Возможно, осердясь на Меркурия, «матушка Жиз» сперва оставила свои расспросы, а потом, сказавшись больной, и вовсе исчезла из госпиталя. Раненые скучали по ее веселым песенкам; черноглазый бородач пенял Меркурию – мол, это его нелюдимость отпугнула ласковую матушку. Меркурий отмалчивался, сосредоточенно глядя в окно. Ангелине чудилось, что он разговаривает искренне только с нею. Лишь она знала о непрестанной внутренней борьбе, которая терзала Меркурия: христианин в нем не хотел ненавидеть врагов – однако Меркурию казалось, что ни в древней, ни в новой истории не сыщешь поступков, подобных действиям Наполеона против его Отечества. Он видел нищету, отчаяние, пожары, голод, все ужасы войны и с трепетом взирал на землю, на небо и на себя. Нет, он слишком болезненно воспринимал раны, нанесенные России, чтобы вытерпеть здесь положенное для лечения время.

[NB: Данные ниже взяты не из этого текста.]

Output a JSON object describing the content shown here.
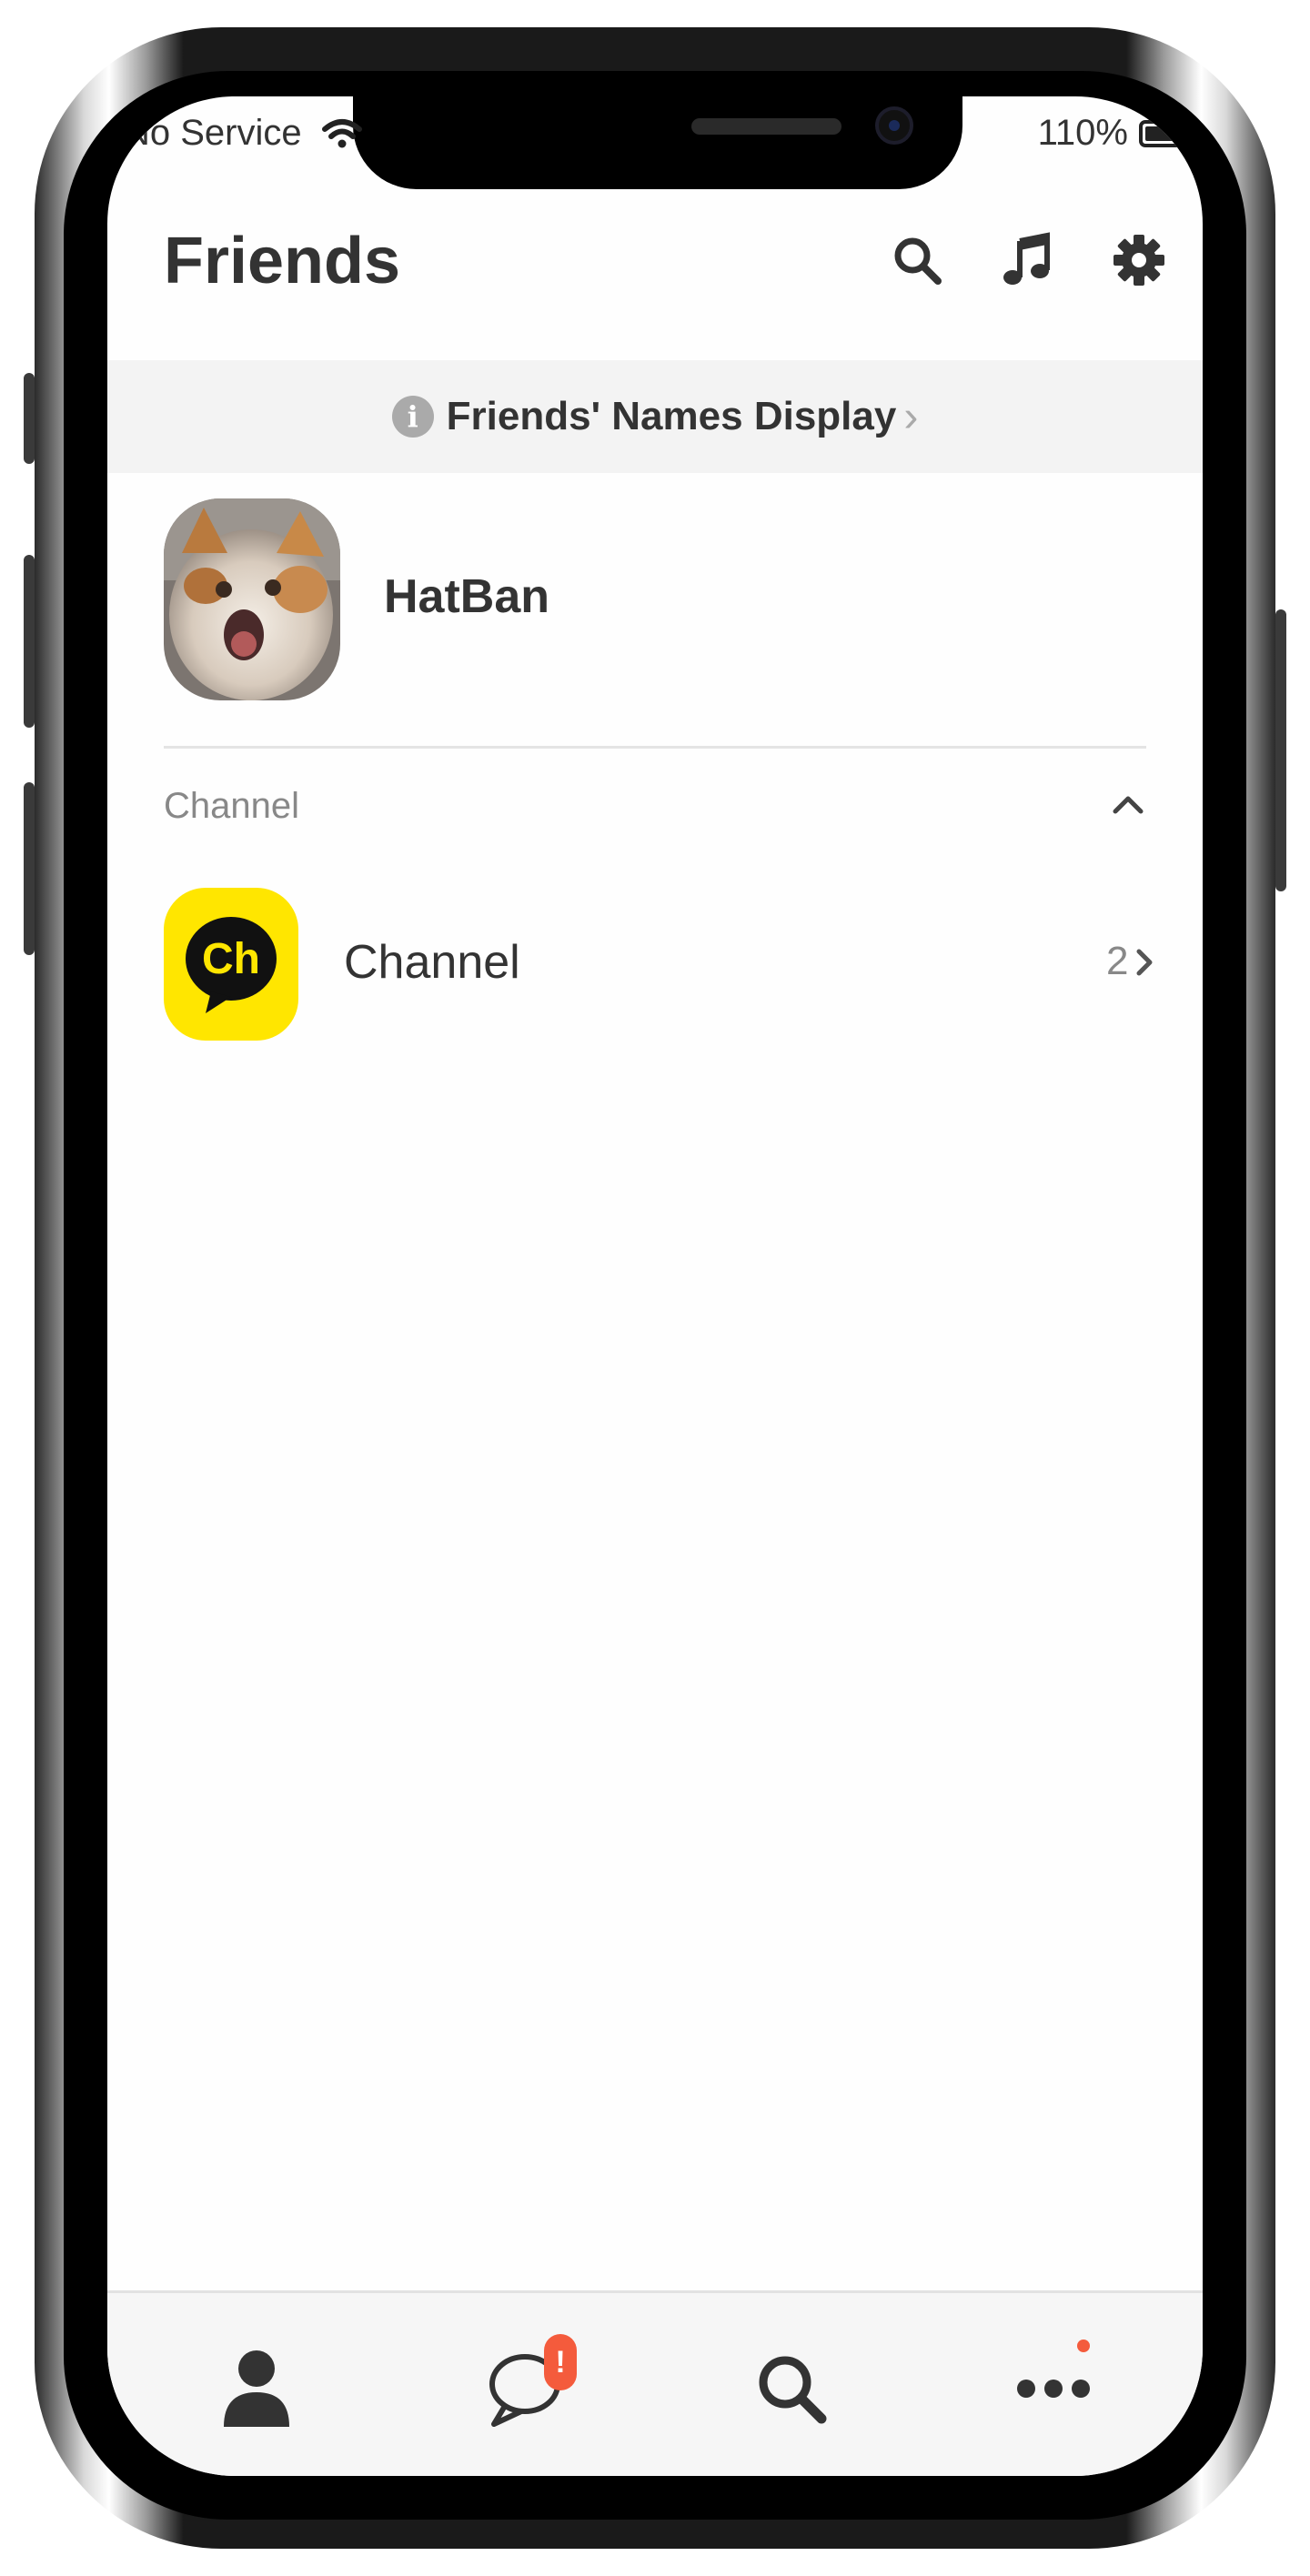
{
  "status_bar": {
    "carrier": "No Service",
    "battery_percent": "110%"
  },
  "header": {
    "title": "Friends",
    "icons": [
      "search-icon",
      "music-icon",
      "gear-icon"
    ]
  },
  "notice": {
    "text": "Friends' Names Display",
    "chevron": "›"
  },
  "profile": {
    "name": "HatBan"
  },
  "channel_section": {
    "label": "Channel",
    "item": {
      "name": "Channel",
      "logo_text": "Ch",
      "count": "2",
      "chevron": "›"
    }
  },
  "tabbar": {
    "tabs": [
      "friends-tab",
      "chats-tab",
      "search-tab",
      "more-tab"
    ],
    "chats_badge": "!"
  },
  "colors": {
    "channel_yellow": "#ffe600",
    "badge_red": "#f45b3c",
    "text_dark": "#333333"
  }
}
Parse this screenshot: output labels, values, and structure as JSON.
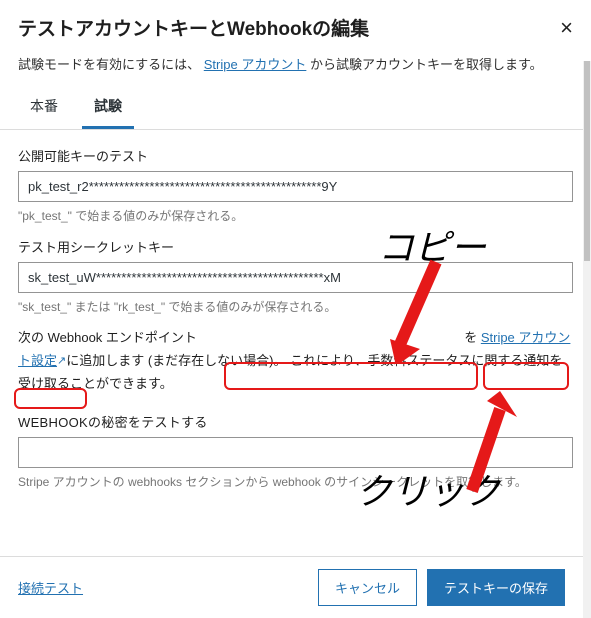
{
  "header": {
    "title": "テストアカウントキーとWebhookの編集"
  },
  "intro": {
    "prefix": "試験モードを有効にするには、",
    "link_text": "Stripe アカウント",
    "suffix": "から試験アカウントキーを取得します。"
  },
  "tabs": {
    "production": "本番",
    "test": "試験"
  },
  "fields": {
    "publishable": {
      "label": "公開可能キーのテスト",
      "value": "pk_test_r2**********************************************9Y",
      "helper": "\"pk_test_\" で始まる値のみが保存される。"
    },
    "secret": {
      "label": "テスト用シークレットキー",
      "value": "sk_test_uW*********************************************xM",
      "helper": "\"sk_test_\" または \"rk_test_\" で始まる値のみが保存される。"
    },
    "webhook_desc": {
      "prefix": "次の Webhook エンドポイント",
      "endpoint_masked": "　　　　　　　　　　　　　　　　　　　　",
      "middle": "を",
      "link_text": "Stripe アカウント設定",
      "suffix": "に追加します (まだ存在しない場合)。 これにより、手数料ステータスに関する通知を受け取ることができます。"
    },
    "webhook_secret": {
      "label": "WEBHOOKの秘密をテストする",
      "value": "",
      "helper": "Stripe アカウントの webhooks セクションから webhook のサインシークレットを取得します。"
    }
  },
  "footer": {
    "connection_test": "接続テスト",
    "cancel": "キャンセル",
    "save": "テストキーの保存"
  },
  "annotations": {
    "copy": "コピー",
    "click": "クリック"
  }
}
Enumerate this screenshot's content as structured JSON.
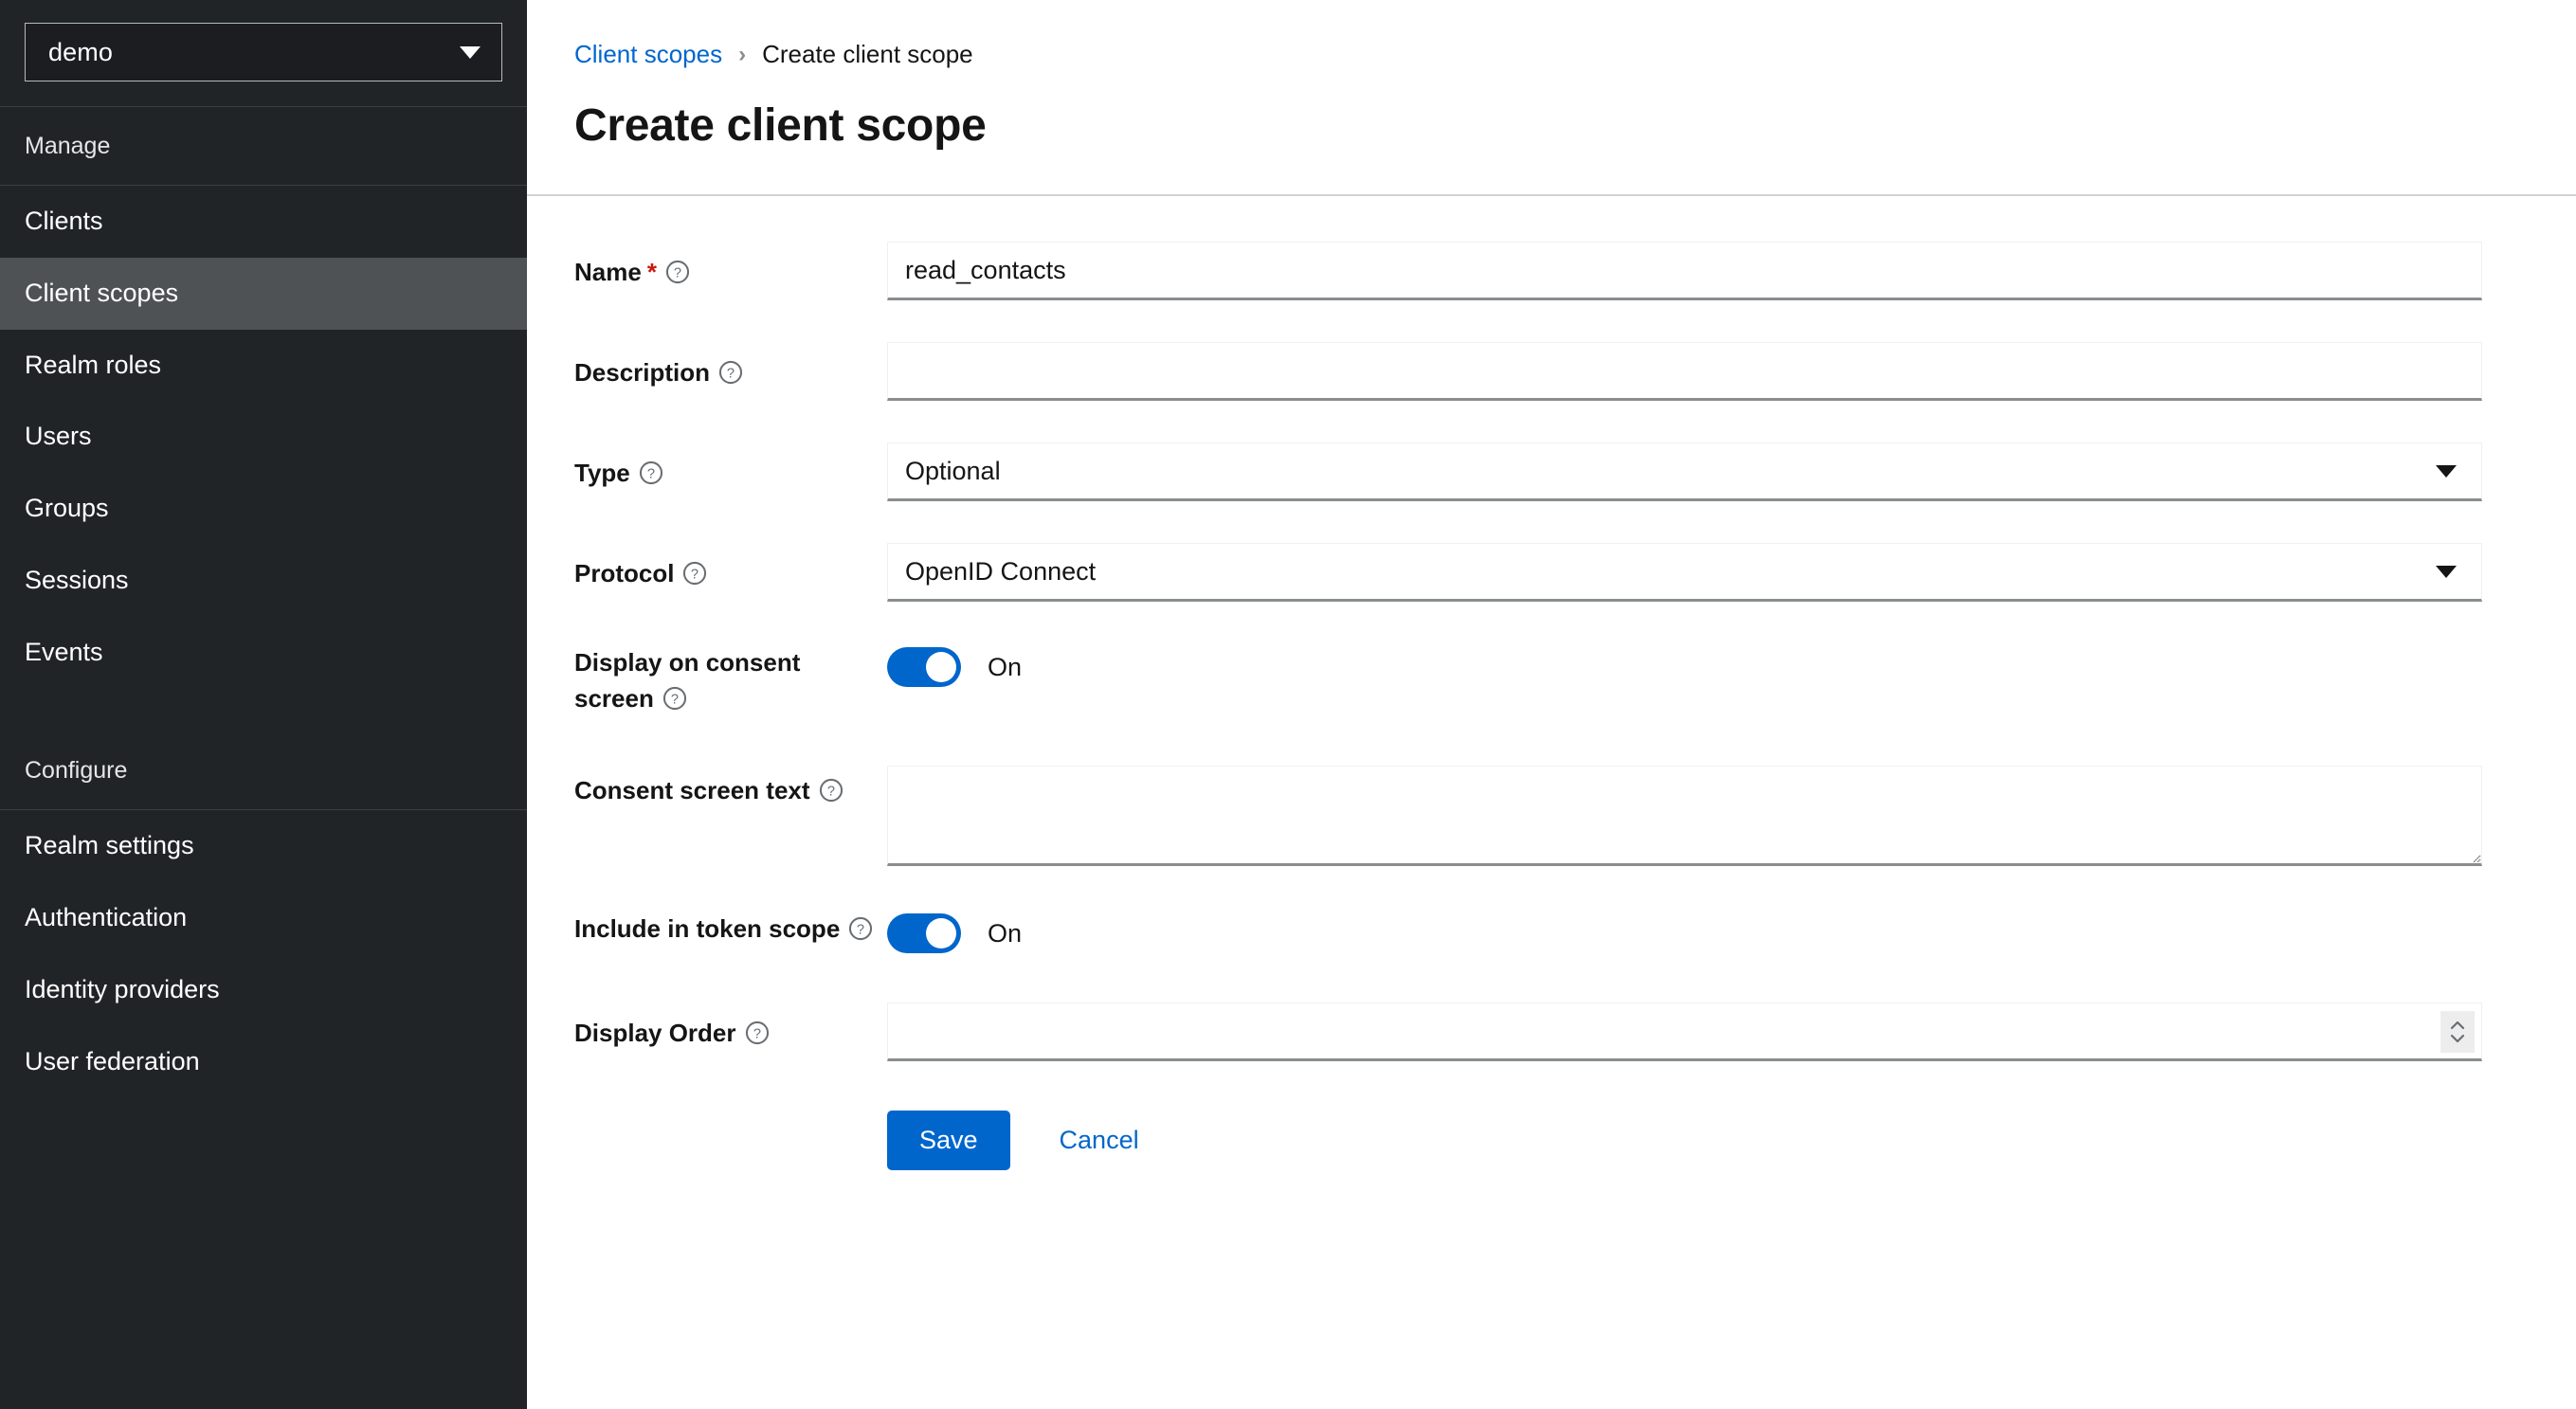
{
  "sidebar": {
    "realm_selector": {
      "value": "demo",
      "icon": "chevron-down-icon"
    },
    "sections": [
      {
        "title": "Manage",
        "items": [
          {
            "label": "Clients",
            "active": false
          },
          {
            "label": "Client scopes",
            "active": true
          },
          {
            "label": "Realm roles",
            "active": false
          },
          {
            "label": "Users",
            "active": false
          },
          {
            "label": "Groups",
            "active": false
          },
          {
            "label": "Sessions",
            "active": false
          },
          {
            "label": "Events",
            "active": false
          }
        ]
      },
      {
        "title": "Configure",
        "items": [
          {
            "label": "Realm settings",
            "active": false
          },
          {
            "label": "Authentication",
            "active": false
          },
          {
            "label": "Identity providers",
            "active": false
          },
          {
            "label": "User federation",
            "active": false
          }
        ]
      }
    ]
  },
  "header": {
    "breadcrumb": {
      "parent": "Client scopes",
      "separator": "›",
      "current": "Create client scope"
    },
    "title": "Create client scope"
  },
  "form": {
    "name": {
      "label": "Name",
      "required_marker": "*",
      "value": "read_contacts",
      "placeholder": "",
      "help_icon": "question-circle-icon"
    },
    "description": {
      "label": "Description",
      "value": "",
      "placeholder": "",
      "help_icon": "question-circle-icon"
    },
    "type": {
      "label": "Type",
      "value": "Optional",
      "help_icon": "question-circle-icon",
      "caret_icon": "caret-down-icon"
    },
    "protocol": {
      "label": "Protocol",
      "value": "OpenID Connect",
      "help_icon": "question-circle-icon",
      "caret_icon": "caret-down-icon"
    },
    "display_on_consent_screen": {
      "label": "Display on consent screen",
      "state": "On",
      "help_icon": "question-circle-icon"
    },
    "consent_screen_text": {
      "label": "Consent screen text",
      "value": "",
      "placeholder": "",
      "help_icon": "question-circle-icon"
    },
    "include_in_token_scope": {
      "label": "Include in token scope",
      "state": "On",
      "help_icon": "question-circle-icon"
    },
    "display_order": {
      "label": "Display Order",
      "value": "",
      "placeholder": "",
      "help_icon": "question-circle-icon",
      "stepper_icon": "stepper-up-down-icon"
    }
  },
  "actions": {
    "save_label": "Save",
    "cancel_label": "Cancel"
  },
  "colors": {
    "accent_blue": "#0066cc",
    "sidebar_bg": "#212427",
    "sidebar_active": "#4f5255",
    "required_red": "#c9190b",
    "text_dark": "#151515"
  }
}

Ангелина знала, что Меркурий томился по ней, но никому не поверял своей тоски; ходил по ночам в саду один, пугая сонных птиц, а как-то раз она увидела свое имя вырезанным на коре березы. Но предрассудки света тиранствуют меж людьми, и как ни тянулись друг к другу молодой солдат и баронесса, они все же оставались теми, кем были.
Да и с Ангелиной сделалось нечто диковинное. Оставайся Меркурий распростертым на предсмертном одре, она, быть может, и полюбила бы его той нежной, заботливой, сестринской любовью, которая ему вовсе была не нужна. Однако видеть страсть в его взоре, слышать стук его сердца и дрожь голоса – нет, это почему-то вдруг стало ей немило. Два месяца войны изменили ее. Теперь некогда неуверенная, слабая девочка духовно окрепла, сердце ее исполнилось сурового, терпеливого спокойствия, и если она прежде мечтала только о внимании со стороны неведомого сильного существа – мужчины, то за время работы в госпитале она слишком много видела слабых мужчин, чтобы по-прежнему быть готовой подчинить всю себя их прихотям. Меркурий уж очень долго от нее зависел, чтобы она отважилась теперь зависеть от него. Суровое смирение было ей чуждо: вся ее натура выказала себя в тот жаркий полдень на волжском берегу! Тихое, ровное свечение самоотверженного сердца? Нет, только не это! Вот так и случилось, что Меркурий сделался ей как бы братом, хотя мог стать... Бог весть, кем мог бы он стать! Но судьба распорядилась иначе.
* * *
Как-то раз в госпитале появился незнакомец. Это был невысокий сухощавый капитан-артиллерист с суровыми чертами неулыбчивого лица и цепким взглядом. Никаких особенных знаков отличия и наград на его мундире не было, однако стоило ему присесть на топчан какого-нибудь раненого и сказать несколько слов своим тихим, скрипучим голосом, как тот, казалось, готов был вскочить и с беспрекословной готовностью исполнить всякое слово неведомого капитана.
Нанси Филиппова однажды попыталась сделать капитану выговор за то, что, дескать, тревожит он слабых и немощных, однако тот, взглянув на нее с видимой скукою, обронил, почти не разжимая губ:
– На войне, мадам, каждый делает свое дело, и не след мешать исполнять мне мой долг!